Kendatipun Rancangan Kitab Undang-Undang Hukum Pidana (KUHP) Nasional sudah resmi menjadi KUHP Nasional, namun masih saja terdapat kritikan dari publik, bahkan dunia internasional. KUHP produk nasional dianggap berpotensi kemunduran dalam hak asasi manusia. Salah satu pasal yang menjadi sorotan dunia internasional perihal pasal perzinaan yang berpotensi mengancam kunjungan wisatawan asing di bidang perhotelan dan wisata.
Juru Bicara Tim Sosialiasi KUHP Nasional, Albert Aries menampik berbagai tudingan tersebut. Menurutnya pasal kohabitasi alias perzinaan di luar pernikahan dalam KUHP Nasional sebagai delik aduan dan bersifat absolut. Dengan demikian, hanya pihak suami atau istri -bagi yang terikat perkawinan-, orang tua atau anak -bagi yang tidak terikat perkawinan- yang dapat membuat aduan. Dengan demikian, tak dapatnya pihak lain melapor membuat aduan, apalagi main hakim sendiri.
“Jadi tidak akan ada proses hukum tanpa pengaduan dari pihak yang berhak dan dirugikan secara langsung,” ujarnya.

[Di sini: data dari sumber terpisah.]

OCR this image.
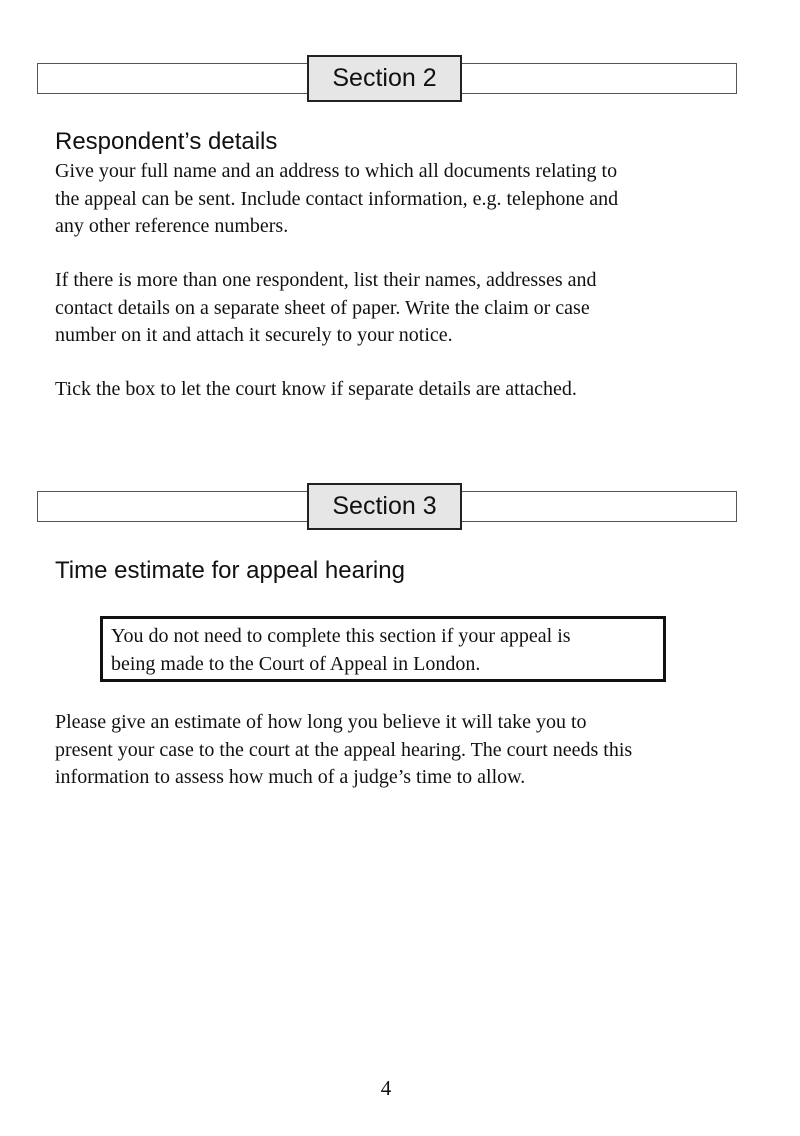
Section 2
Respondent’s details

Give your full name and an address to which all documents relating to
the appeal can be sent. Include contact information, e.g. telephone and
any other reference numbers.

If there is more than one respondent, list their names, addresses and
contact details on a separate sheet of paper. Write the claim or case
number on it and attach it securely to your notice.

Tick the box to let the court know if separate details are attached.

Section 3
Time estimate for appeal hearing
You do not need to complete this section if your appeal is
being made to the Court of Appeal in London.

Please give an estimate of how long you believe it will take you to
present your case to the court at the appeal hearing. The court needs this
information to assess how much of a judge’s time to allow.

4
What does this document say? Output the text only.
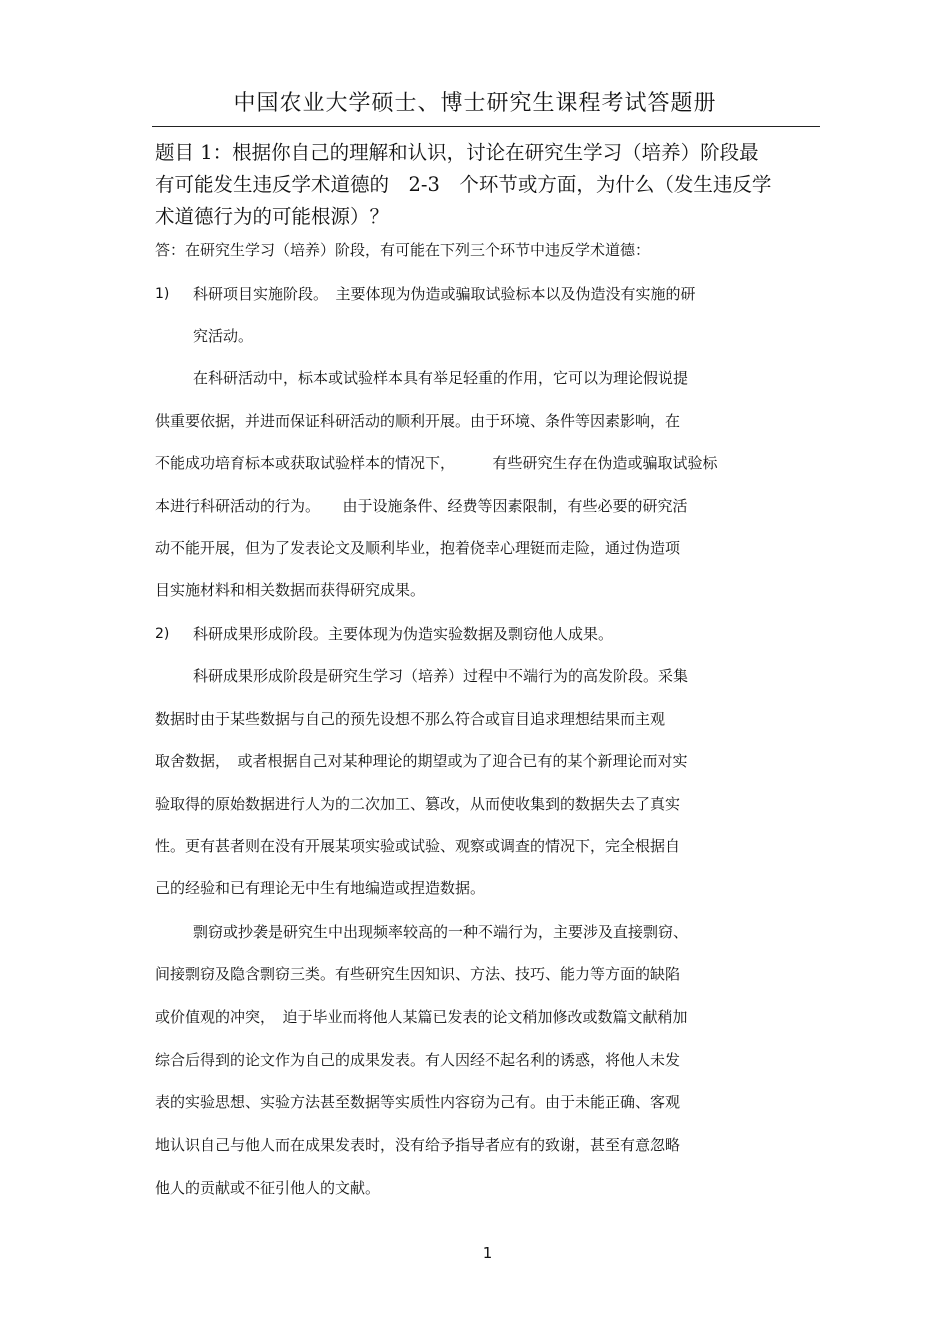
中国农业大学硕士、博士研究生课程考试答题册
题目 1：根据你自己的理解和认识，讨论在研究生学习（培养）阶段最
有可能发生违反学术道德的　2-3　个环节或方面，为什么（发生违反学
术道德行为的可能根源）？
答：在研究生学习（培养）阶段，有可能在下列三个环节中违反学术道德：
1) 科研项目实施阶段。　主要体现为伪造或骗取试验标本以及伪造没有实施的研
究活动。
在科研活动中，标本或试验样本具有举足轻重的作用，它可以为理论假说提
供重要依据，并进而保证科研活动的顺利开展。由于环境、条件等因素影响，在
不能成功培育标本或获取试验样本的情况下，　　　有些研究生存在伪造或骗取试验标
本进行科研活动的行为。　　由于设施条件、经费等因素限制，有些必要的研究活
动不能开展，但为了发表论文及顺利毕业，抱着侥幸心理铤而走险，通过伪造项
目实施材料和相关数据而获得研究成果。
2) 科研成果形成阶段。主要体现为伪造实验数据及剽窃他人成果。
科研成果形成阶段是研究生学习（培养）过程中不端行为的高发阶段。采集
数据时由于某些数据与自己的预先设想不那么符合或盲目追求理想结果而主观
取舍数据，　或者根据自己对某种理论的期望或为了迎合已有的某个新理论而对实
验取得的原始数据进行人为的二次加工、篡改，从而使收集到的数据失去了真实
性。更有甚者则在没有开展某项实验或试验、观察或调查的情况下，完全根据自
己的经验和已有理论无中生有地编造或捏造数据。
剽窃或抄袭是研究生中出现频率较高的一种不端行为，主要涉及直接剽窃、
间接剽窃及隐含剽窃三类。有些研究生因知识、方法、技巧、能力等方面的缺陷
或价值观的冲突，　迫于毕业而将他人某篇已发表的论文稍加修改或数篇文献稍加
综合后得到的论文作为自己的成果发表。有人因经不起名利的诱惑，将他人未发
表的实验思想、实验方法甚至数据等实质性内容窃为己有。由于未能正确、客观
地认识自己与他人而在成果发表时，没有给予指导者应有的致谢，甚至有意忽略
他人的贡献或不征引他人的文献。
1
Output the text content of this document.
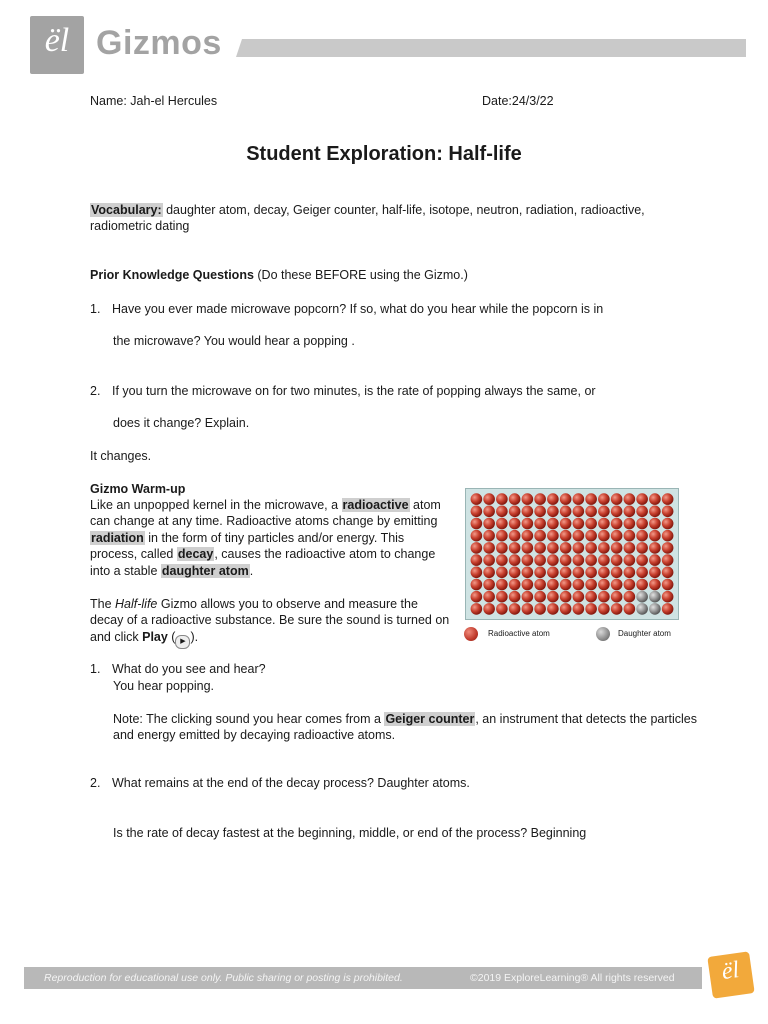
ël Gizmos
Name: Jah-el Hercules	Date:24/3/22
Student Exploration: Half-life
Vocabulary: daughter atom, decay, Geiger counter, half-life, isotope, neutron, radiation, radioactive, radiometric dating
Prior Knowledge Questions (Do these BEFORE using the Gizmo.)
1. Have you ever made microwave popcorn? If so, what do you hear while the popcorn is in
the microwave? You would hear a popping .
2. If you turn the microwave on for two minutes, is the rate of popping always the same, or
does it change? Explain.
It changes.
Gizmo Warm-up
Like an unpopped kernel in the microwave, a radioactive atom can change at any time. Radioactive atoms change by emitting radiation in the form of tiny particles and/or energy. This process, called decay, causes the radioactive atom to change into a stable daughter atom.
The Half-life Gizmo allows you to observe and measure the decay of a radioactive substance. Be sure the sound is turned on and click Play ( ▶ ).
1. What do you see and hear?
You hear popping.
Note: The clicking sound you hear comes from a Geiger counter, an instrument that detects the particles and energy emitted by decaying radioactive atoms.
2. What remains at the end of the decay process? Daughter atoms.
Is the rate of decay fastest at the beginning, middle, or end of the process? Beginning
Radioactive atom	Daughter atom
Reproduction for educational use only. Public sharing or posting is prohibited.	©2019 ExploreLearning® All rights reserved	ël
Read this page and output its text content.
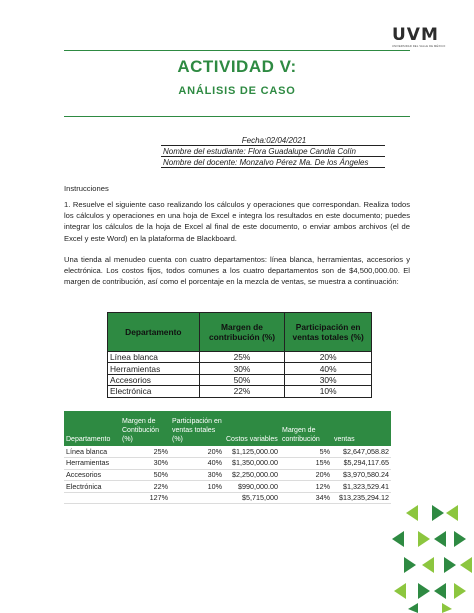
UVM
UNIVERSIDAD DEL VALLE DE MÉXICO
ACTIVIDAD V:
ANÁLISIS DE CASO
Fecha:02/04/2021
Nombre del estudiante: Flora Guadalupe Candia Colín
Nombre del docente: Monzalvo Pérez Ma. De los Ángeles
Instrucciones
1. Resuelve el siguiente caso realizando los cálculos y operaciones que correspondan. Realiza todos los cálculos y operaciones en una hoja de Excel e integra los resultados en este documento; puedes integrar los cálculos de la hoja de Excel al final de este documento, o enviar ambos archivos (el de Excel y este Word) en la plataforma de Blackboard.
Una tienda al menudeo cuenta con cuatro departamentos: línea blanca, herramientas, accesorios y electrónica. Los costos fijos, todos comunes a los cuatro departamentos son de $4,500,000.00. El margen de contribución, así como el porcentaje en la mezcla de ventas, se muestra a continuación:
Departamento	Margen de contribución (%)	Participación en ventas totales (%)
Línea blanca	25%	20%
Herramientas	30%	40%
Accesorios	50%	30%
Electrónica	22%	10%
Departamento	Margen de Contibución (%)	Participación en ventas totales (%)	Costos variables	Margen de contribución	ventas
Línea blanca	25%	20%	$1,125,000.00	5%	$2,647,058.82
Herramientas	30%	40%	$1,350,000.00	15%	$5,294,117.65
Accesorios	50%	30%	$2,250,000.00	20%	$3,970,580.24
Electrónica	22%	10%	$990,000.00	12%	$1,323,529.41
	127%		$5,715,000	34%	$13,235,294.12
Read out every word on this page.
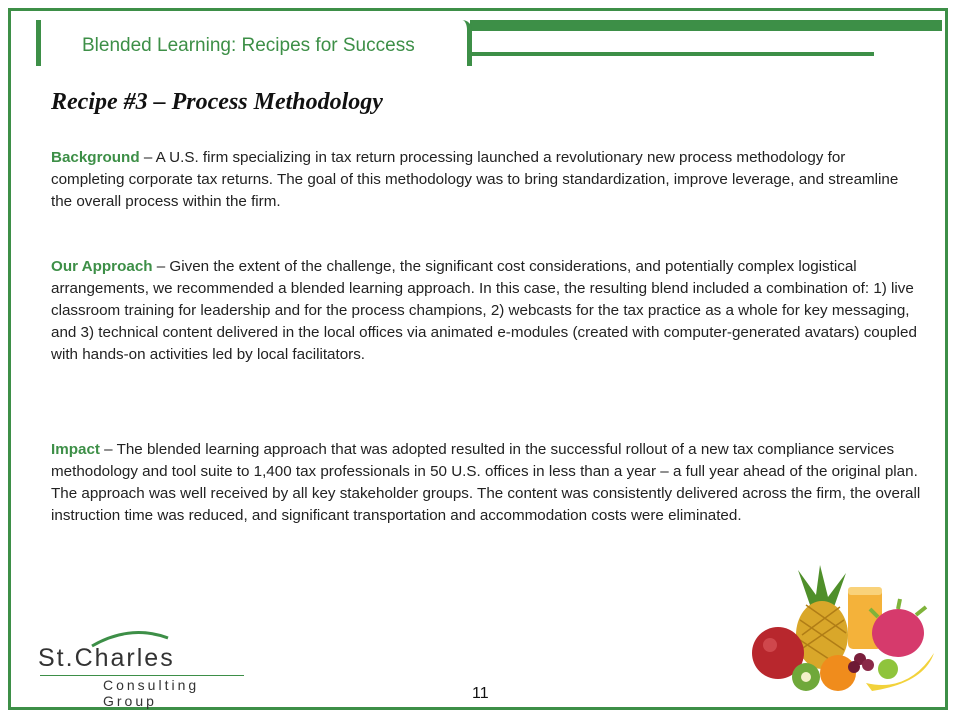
Blended Learning: Recipes for Success
Recipe #3 – Process Methodology
Background – A U.S. firm specializing in tax return processing launched a revolutionary new process methodology for completing corporate tax returns. The goal of this methodology was to bring standardization, improve leverage, and streamline the overall process within the firm.
Our Approach – Given the extent of the challenge, the significant cost considerations, and potentially complex logistical arrangements, we recommended a blended learning approach. In this case, the resulting blend included a combination of: 1) live classroom training for leadership and for the process champions, 2) webcasts for the tax practice as a whole for key messaging, and 3) technical content delivered in the local offices via animated e-modules (created with computer-generated avatars) coupled with hands-on activities led by local facilitators.
Impact – The blended learning approach that was adopted resulted in the successful rollout of a new tax compliance services methodology and tool suite to 1,400 tax professionals in 50 U.S. offices in less than a year – a full year ahead of the original plan. The approach was well received by all key stakeholder groups. The content was consistently delivered across the firm, the overall instruction time was reduced, and significant transportation and accommodation costs were eliminated.
St.Charles
Consulting Group	11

Bagi pemerintah, klarifikasi dan penjelasan perlu diberikan ke publik akibat maraknya informasi pemberitaan yang keliru secara fundamental. Khususnya terkait pasal perzinaan dan kohabitasi yang dinilai berpotensi membawa dampak negatif pada sektor pariwisata dan investasi di Indonesia. Dalam naskah KUHP Nasional, pengaturan larangan perzinaan dan kohabitasi diatur dalam Pasal 411 dan 412.
|
Dosen hukum pidana Fakultas Hukum (FH) Universitas Trisakti itu menerangkan, sejatinya tak ada perubahan substantif terkait pasal yang mengatur kohabitasi bila dibandingkan dengan Pasal 284 KUHP peninggalan kolonial Belanda. Hanya saja bedanya, terletak pada penambahan pihak yang berhak mengadu atau membuat laporan. Lagian, bila akhirnya terbukti melakukan tindak pidana perzinaan atau kohabitasi, masih terdapat alternatif berupa sanksi denda yang tak lebih dari Rp10 juta
“Jadi sebenarnya tidak ada yang perlu dikhawatirkan. Kalau selama ini turis dan investor bisa nyaman berada di Indonesia, maka kondisi ini juga tidak akan berubah,” ujarnya.